In deze zaak heeft de Rechtbank Midden-Nederland op 2 september 2022 uitspraak gedaan in een bestuursrechtelijke procedure tussen eiseres en het Uitvoeringsinstituut werknemersverzekeringen (Uwv). Eiseres had beroep ingesteld tegen een besluit van het Uwv, waarin werd gesteld dat zij niet voldeed aan de opleidingseisen voor de functie van Telefonist/medewerker callcenter (SBC-code 31574). De rechtbank had eerder, op 28 maart 2022, een tussenuitspraak gedaan waarin een motiveringsgebrek in het bestreden besluit werd geconstateerd. Het Uwv kreeg de gelegenheid om dit gebrek te herstellen.
Na de tussenuitspraak heeft het Uwv aanvullende motivering ingediend, waaruit bleek dat de eerdere conclusie dat eiseres niet voldeed aan de opleidingseisen niet houdbaar was. De arbeidsdeskundige, De Valk, concludeerde dat eiseres wel een VMBO-diploma had, maar dat zij niet voldeed aan de aanvullende eis van beheersing van de Engelse taal. De rechtbank oordeelde dat het Uwv met de aanvullende motivering het geconstateerde gebrek had hersteld, maar dat de conclusie dat eiseres niet geschikt was voor de functie op andere gronden terecht was.

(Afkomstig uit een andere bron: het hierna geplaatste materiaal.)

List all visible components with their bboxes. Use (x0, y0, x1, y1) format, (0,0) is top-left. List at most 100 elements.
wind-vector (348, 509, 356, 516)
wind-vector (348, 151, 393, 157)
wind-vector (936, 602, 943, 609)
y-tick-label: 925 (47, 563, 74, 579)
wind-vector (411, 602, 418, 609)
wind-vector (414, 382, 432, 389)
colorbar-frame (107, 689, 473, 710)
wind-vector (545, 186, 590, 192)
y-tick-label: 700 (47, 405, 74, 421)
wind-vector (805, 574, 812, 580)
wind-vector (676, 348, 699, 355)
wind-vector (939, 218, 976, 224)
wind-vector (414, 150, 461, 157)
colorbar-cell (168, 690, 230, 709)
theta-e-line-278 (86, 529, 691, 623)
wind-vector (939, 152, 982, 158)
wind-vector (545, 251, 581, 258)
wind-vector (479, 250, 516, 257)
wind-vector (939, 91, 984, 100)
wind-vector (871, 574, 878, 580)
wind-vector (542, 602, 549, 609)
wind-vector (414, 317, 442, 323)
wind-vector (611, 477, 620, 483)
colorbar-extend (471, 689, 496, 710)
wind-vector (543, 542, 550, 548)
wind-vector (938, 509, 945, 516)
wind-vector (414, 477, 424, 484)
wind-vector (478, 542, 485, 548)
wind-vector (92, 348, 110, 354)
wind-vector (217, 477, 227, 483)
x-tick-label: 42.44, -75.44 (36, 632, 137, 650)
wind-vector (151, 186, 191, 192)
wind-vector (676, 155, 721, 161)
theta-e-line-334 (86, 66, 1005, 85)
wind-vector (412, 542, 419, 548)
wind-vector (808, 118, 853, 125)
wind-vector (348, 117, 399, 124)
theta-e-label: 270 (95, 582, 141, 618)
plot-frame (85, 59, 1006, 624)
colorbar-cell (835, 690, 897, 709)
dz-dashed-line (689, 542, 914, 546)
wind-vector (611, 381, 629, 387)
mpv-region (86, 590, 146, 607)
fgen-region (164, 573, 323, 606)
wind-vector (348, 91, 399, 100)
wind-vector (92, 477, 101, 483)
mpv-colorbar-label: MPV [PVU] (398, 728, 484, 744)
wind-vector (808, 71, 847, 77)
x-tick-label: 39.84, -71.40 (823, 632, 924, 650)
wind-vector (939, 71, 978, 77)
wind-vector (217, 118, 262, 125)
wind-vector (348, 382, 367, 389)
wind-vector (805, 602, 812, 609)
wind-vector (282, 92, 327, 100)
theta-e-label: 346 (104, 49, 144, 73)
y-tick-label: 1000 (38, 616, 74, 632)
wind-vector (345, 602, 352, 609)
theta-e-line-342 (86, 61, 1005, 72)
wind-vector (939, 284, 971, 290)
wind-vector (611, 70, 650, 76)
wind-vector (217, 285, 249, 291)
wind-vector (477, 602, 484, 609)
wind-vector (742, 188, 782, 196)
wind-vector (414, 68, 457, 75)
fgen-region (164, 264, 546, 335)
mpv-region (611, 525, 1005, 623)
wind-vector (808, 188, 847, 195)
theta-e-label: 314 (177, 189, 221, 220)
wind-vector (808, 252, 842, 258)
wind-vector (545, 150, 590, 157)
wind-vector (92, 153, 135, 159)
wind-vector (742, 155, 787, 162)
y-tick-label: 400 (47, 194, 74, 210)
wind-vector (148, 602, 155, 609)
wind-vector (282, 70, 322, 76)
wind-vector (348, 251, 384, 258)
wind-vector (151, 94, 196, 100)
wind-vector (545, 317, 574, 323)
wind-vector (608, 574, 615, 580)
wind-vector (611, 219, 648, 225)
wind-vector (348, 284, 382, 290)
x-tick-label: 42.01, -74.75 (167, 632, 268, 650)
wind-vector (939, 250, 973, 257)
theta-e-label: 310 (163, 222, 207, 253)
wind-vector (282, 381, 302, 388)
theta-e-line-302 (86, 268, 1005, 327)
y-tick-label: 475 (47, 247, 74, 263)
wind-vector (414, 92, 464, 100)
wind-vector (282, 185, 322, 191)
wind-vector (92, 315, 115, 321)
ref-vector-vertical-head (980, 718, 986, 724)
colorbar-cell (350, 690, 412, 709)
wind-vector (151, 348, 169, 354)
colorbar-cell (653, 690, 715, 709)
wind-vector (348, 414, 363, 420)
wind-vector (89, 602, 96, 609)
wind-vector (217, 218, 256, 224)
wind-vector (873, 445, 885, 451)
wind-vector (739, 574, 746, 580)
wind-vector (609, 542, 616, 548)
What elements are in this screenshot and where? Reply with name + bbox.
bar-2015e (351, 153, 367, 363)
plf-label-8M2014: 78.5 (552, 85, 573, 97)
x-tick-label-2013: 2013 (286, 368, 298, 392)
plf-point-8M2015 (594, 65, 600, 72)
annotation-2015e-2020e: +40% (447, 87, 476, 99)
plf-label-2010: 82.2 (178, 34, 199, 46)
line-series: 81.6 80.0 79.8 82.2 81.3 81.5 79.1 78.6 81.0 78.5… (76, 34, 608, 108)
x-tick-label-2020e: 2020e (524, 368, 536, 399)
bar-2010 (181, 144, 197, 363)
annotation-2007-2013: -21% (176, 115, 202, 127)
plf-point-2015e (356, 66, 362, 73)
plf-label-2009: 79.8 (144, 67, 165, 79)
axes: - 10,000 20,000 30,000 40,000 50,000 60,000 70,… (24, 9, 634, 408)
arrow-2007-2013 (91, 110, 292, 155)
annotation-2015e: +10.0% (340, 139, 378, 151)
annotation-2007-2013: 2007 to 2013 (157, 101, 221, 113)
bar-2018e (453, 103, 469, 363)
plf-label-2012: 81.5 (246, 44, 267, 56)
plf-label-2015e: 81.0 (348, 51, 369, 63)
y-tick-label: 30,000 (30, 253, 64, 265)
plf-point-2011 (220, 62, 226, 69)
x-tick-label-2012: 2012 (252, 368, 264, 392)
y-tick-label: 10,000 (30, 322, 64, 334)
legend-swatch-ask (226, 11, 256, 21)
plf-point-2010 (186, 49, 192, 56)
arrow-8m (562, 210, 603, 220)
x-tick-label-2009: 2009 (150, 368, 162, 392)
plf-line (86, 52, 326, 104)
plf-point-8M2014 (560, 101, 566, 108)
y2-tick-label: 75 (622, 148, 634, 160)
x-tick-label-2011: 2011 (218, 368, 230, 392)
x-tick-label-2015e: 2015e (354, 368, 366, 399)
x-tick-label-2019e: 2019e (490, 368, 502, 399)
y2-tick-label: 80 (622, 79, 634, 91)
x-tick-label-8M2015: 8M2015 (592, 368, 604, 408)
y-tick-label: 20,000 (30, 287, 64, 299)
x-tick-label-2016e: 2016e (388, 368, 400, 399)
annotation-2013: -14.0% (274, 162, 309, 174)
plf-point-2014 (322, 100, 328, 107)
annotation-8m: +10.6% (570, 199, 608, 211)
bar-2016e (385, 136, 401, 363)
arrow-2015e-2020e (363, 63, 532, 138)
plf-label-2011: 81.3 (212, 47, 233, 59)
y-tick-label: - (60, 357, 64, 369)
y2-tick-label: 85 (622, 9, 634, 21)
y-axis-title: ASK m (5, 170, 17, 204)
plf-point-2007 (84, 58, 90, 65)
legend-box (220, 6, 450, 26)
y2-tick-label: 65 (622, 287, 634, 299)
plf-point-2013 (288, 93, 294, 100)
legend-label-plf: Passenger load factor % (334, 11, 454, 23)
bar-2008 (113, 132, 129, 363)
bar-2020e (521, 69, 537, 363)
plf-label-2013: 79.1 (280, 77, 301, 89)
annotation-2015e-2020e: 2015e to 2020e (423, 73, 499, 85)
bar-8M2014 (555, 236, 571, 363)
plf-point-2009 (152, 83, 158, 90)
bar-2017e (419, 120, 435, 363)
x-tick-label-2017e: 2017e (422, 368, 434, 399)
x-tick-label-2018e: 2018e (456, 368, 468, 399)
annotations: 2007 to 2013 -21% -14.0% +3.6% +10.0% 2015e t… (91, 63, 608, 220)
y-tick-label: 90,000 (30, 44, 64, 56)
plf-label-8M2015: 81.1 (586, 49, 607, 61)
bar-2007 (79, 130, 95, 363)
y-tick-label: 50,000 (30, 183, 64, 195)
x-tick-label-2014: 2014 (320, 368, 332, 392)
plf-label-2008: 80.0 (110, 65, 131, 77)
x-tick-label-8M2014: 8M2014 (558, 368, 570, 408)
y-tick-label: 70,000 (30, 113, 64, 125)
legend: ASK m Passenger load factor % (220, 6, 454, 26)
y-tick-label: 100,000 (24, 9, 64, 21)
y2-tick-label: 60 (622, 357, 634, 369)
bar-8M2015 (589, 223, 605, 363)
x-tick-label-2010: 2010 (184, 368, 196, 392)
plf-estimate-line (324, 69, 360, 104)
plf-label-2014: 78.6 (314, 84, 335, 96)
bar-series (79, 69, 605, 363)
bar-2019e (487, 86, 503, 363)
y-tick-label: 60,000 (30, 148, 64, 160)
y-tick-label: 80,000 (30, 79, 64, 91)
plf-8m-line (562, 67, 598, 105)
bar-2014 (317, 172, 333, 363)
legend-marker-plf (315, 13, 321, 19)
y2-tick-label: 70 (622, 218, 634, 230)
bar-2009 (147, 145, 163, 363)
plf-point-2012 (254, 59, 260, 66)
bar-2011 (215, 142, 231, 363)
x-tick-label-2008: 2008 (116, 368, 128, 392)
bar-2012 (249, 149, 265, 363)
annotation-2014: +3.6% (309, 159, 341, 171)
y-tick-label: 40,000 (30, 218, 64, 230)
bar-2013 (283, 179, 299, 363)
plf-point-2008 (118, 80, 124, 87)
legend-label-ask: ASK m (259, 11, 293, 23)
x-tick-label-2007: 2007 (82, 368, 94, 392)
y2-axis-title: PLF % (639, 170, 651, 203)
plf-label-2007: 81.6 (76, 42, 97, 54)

De rechtbank verklaarde het beroep gegrond, vernietigde het bestreden besluit, maar liet de rechtsgevolgen daarvan in stand. Eiseres kreeg het betaalde griffierecht van € 360,-- vergoed en het Uwv werd veroordeeld in de proceskosten van eiseres, vastgesteld op € 1.897,50. De uitspraak werd openbaar uitgesproken en partijen werden geïnformeerd over de mogelijkheid tot hoger beroep.